Assessing Personalities From Music People Like To Hear
Assessing personalities from music gives great insights into others. It’s very personal. It’s very complex too. Science does not even know why people like it.
Assessing Personalities From Music
First Steps, First Questions
So, when assessing personalities from music people like to hear, my approach is simple. First, I ask what music they like. Then, I ask why they like it.
The next step is harder. I listen. I then assume what they say about the music is really about themselves. So, if they say, “I like rock because of its driving beat,” I start with the assumption that they have a driving personality.
Follow Up Steps, Music Reinforcing Or Offsetting?
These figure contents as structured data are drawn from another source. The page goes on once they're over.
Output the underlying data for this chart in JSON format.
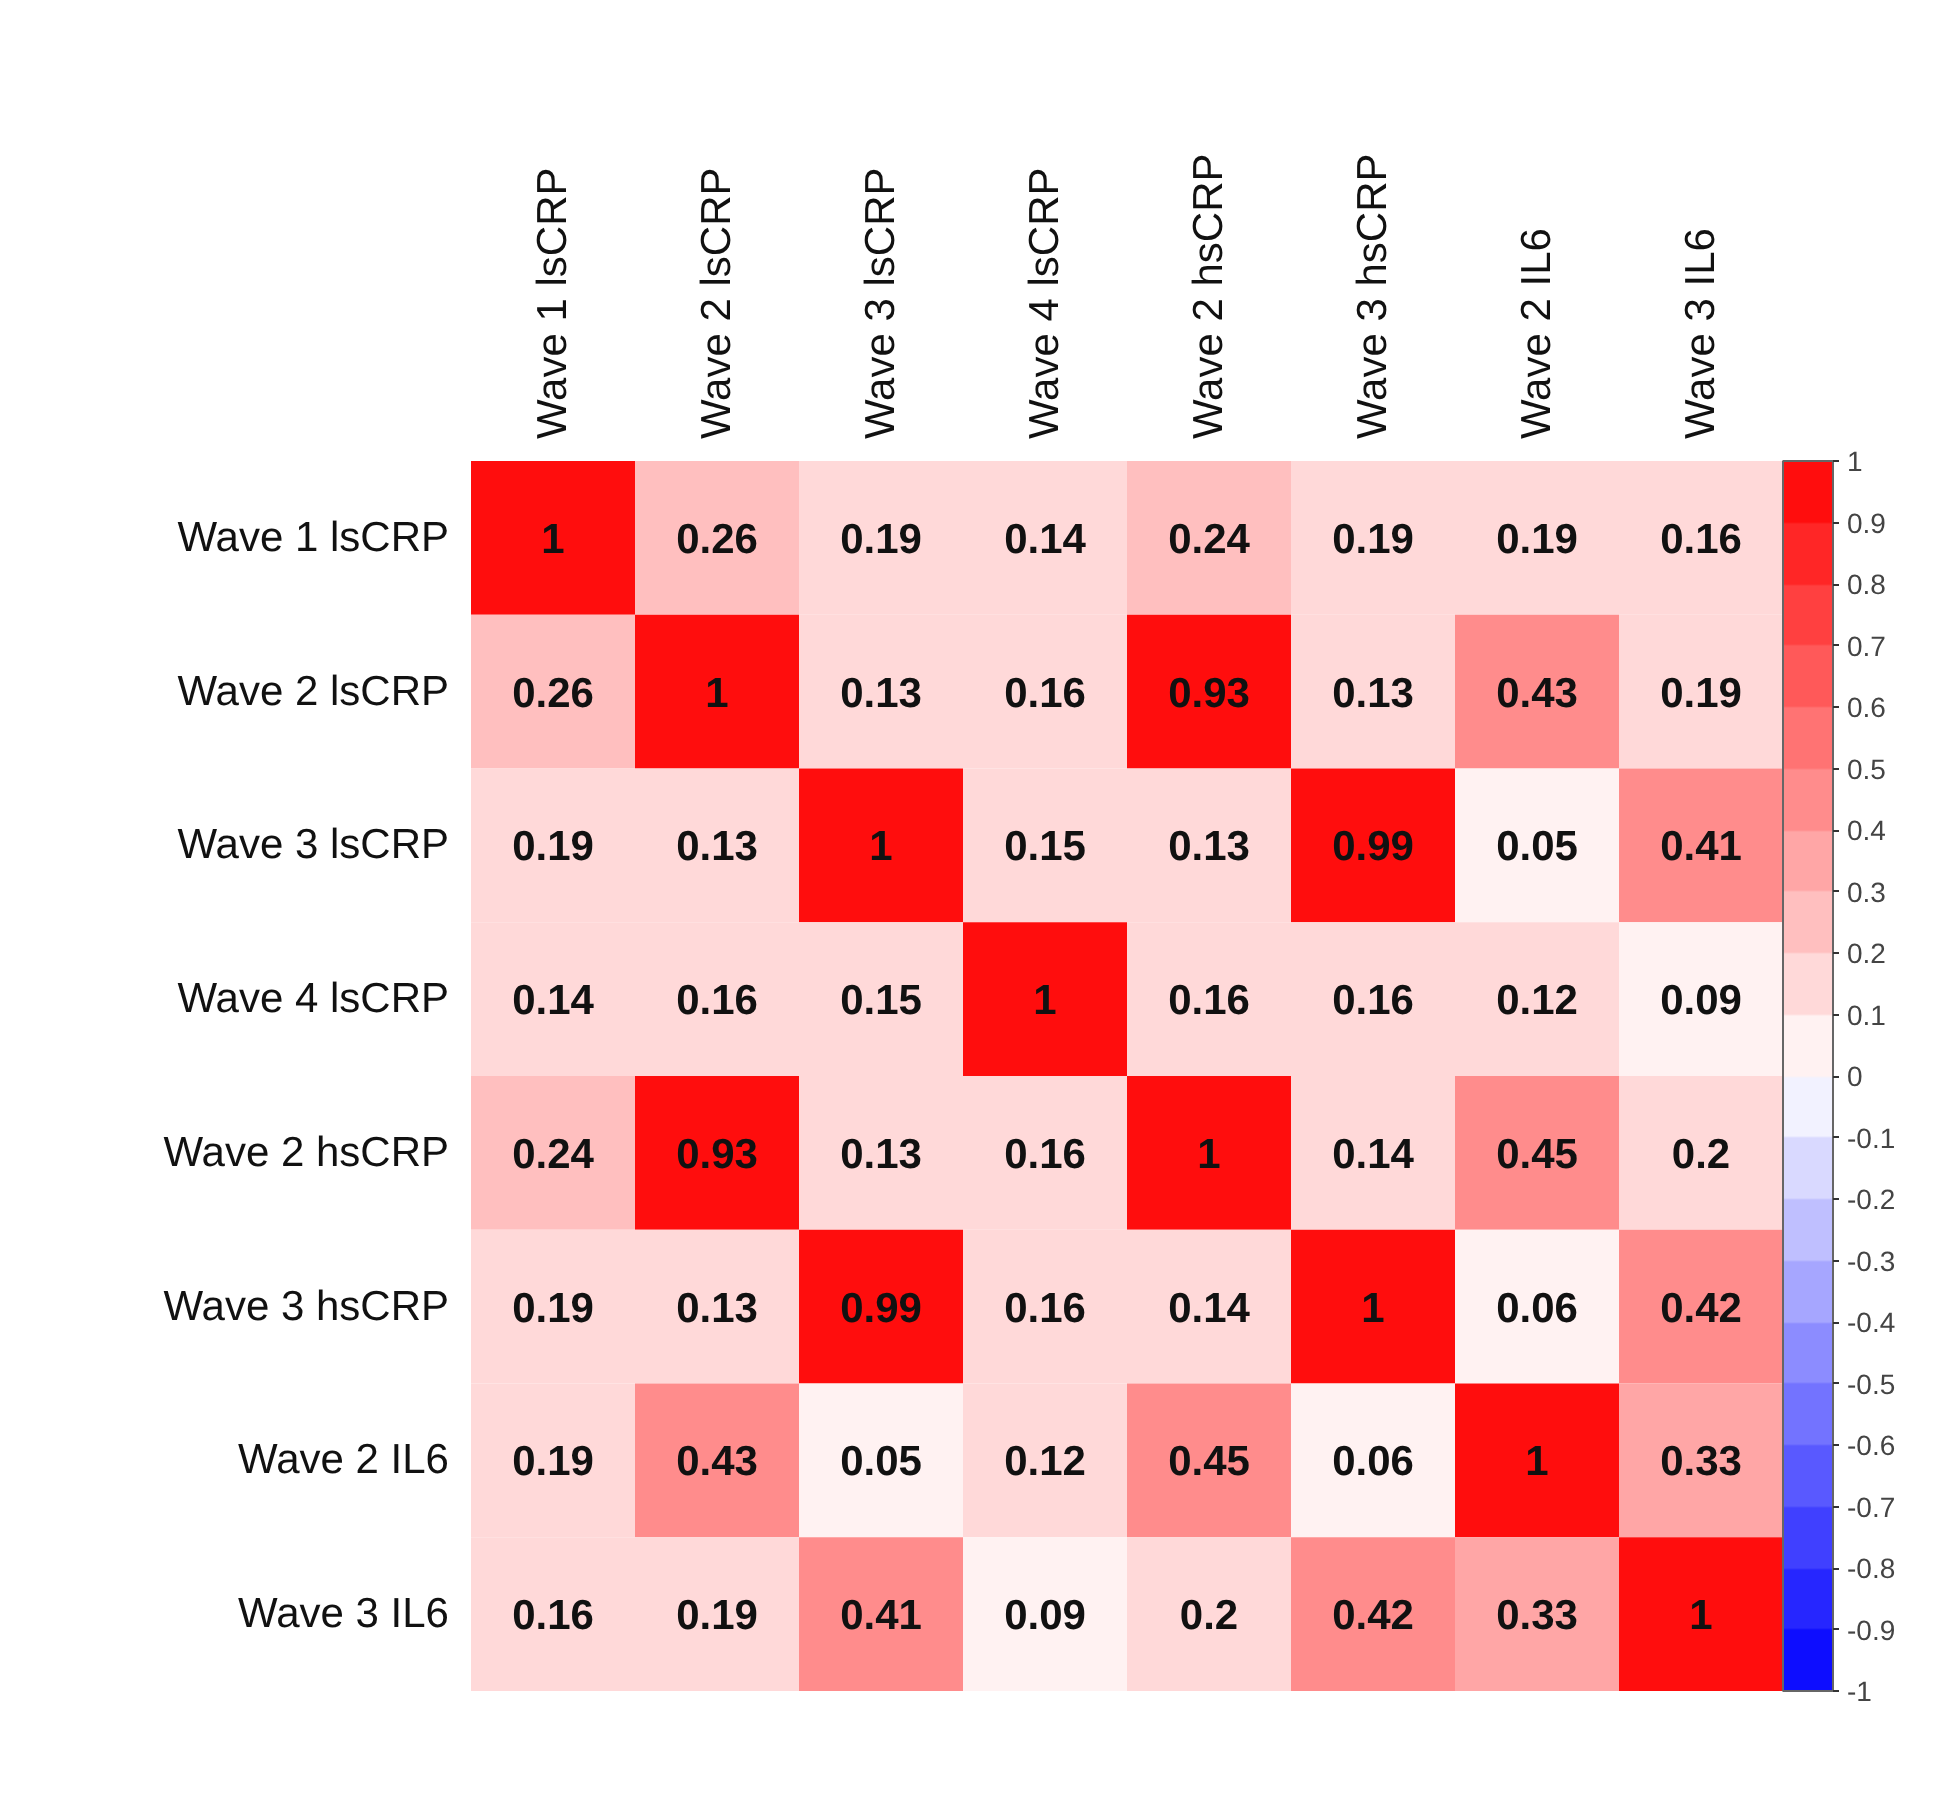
{
  "chart_data": {
    "type": "heatmap",
    "categories": [
      "Wave 1 lsCRP",
      "Wave 2 lsCRP",
      "Wave 3 lsCRP",
      "Wave 4 lsCRP",
      "Wave 2 hsCRP",
      "Wave 3 hsCRP",
      "Wave 2 IL6",
      "Wave 3 IL6"
    ],
    "y_categories": [
      "Wave 1 lsCRP",
      "Wave 2 lsCRP",
      "Wave 3 lsCRP",
      "Wave 4 lsCRP",
      "Wave 2 hsCRP",
      "Wave 3 hsCRP",
      "Wave 2 IL6",
      "Wave 3 IL6"
    ],
    "cells": [
      [
        1,
        0.26,
        0.19,
        0.14,
        0.24,
        0.19,
        0.19,
        0.16
      ],
      [
        0.26,
        1,
        0.13,
        0.16,
        0.93,
        0.13,
        0.43,
        0.19
      ],
      [
        0.19,
        0.13,
        1,
        0.15,
        0.13,
        0.99,
        0.05,
        0.41
      ],
      [
        0.14,
        0.16,
        0.15,
        1,
        0.16,
        0.16,
        0.12,
        0.09
      ],
      [
        0.24,
        0.93,
        0.13,
        0.16,
        1,
        0.14,
        0.45,
        0.2
      ],
      [
        0.19,
        0.13,
        0.99,
        0.16,
        0.14,
        1,
        0.06,
        0.42
      ],
      [
        0.19,
        0.43,
        0.05,
        0.12,
        0.45,
        0.06,
        1,
        0.33
      ],
      [
        0.16,
        0.19,
        0.41,
        0.09,
        0.2,
        0.42,
        0.33,
        1
      ]
    ],
    "data_labels": true,
    "clim": [
      -1,
      1
    ],
    "cticks": [
      -1,
      -0.9,
      -0.8,
      -0.7,
      -0.6,
      -0.5,
      -0.4,
      -0.3,
      -0.2,
      -0.1,
      0,
      0.1,
      0.2,
      0.3,
      0.4,
      0.5,
      0.6,
      0.7,
      0.8,
      0.9,
      1
    ]
  }
}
However, music serves many purposes. It’s quite common for people to use music to inject an emotion. Thus, my next step is to see whether the music serves to reinforce the trait I identified or to offset another trait. That means follow-up questions.
In the example above, I would work to see whether the music reinforces a driving personality or offsets a reserved one. In other words, people often use music to show themselves in ways that are uncomfortable or impractical in everyday life.
Examples Of Follow Up Questions
As a result, follow-up questions are key. In this case, I might first confirm, “Oh, so you like music with a driving beat?” This might encourage elaboration that might answer whether the music is reinforcing or offsetting. I could also ask, “So, what is it about a driving beat that’s so big with you?”
For instance, if she says, “Oh, I just like it because it gets me riled up,” then it’s likely serving as an offset to a reserved personality. If she says, “Oh, a driving beat just speaks to me,” then it’s likely a reinforcing sign.
At The Start, Don’t Need A Complete Assessment
As summary then, assessing personalities from music means starting with the assumption that people describe themselves when they describe the music. Then, it’s a matter of working to find whether the music serves to reinforce that trait or to offset another one.
Most times, one does not need a complete assessment to work well with someone. Just a good handle on a trait or two works well to start.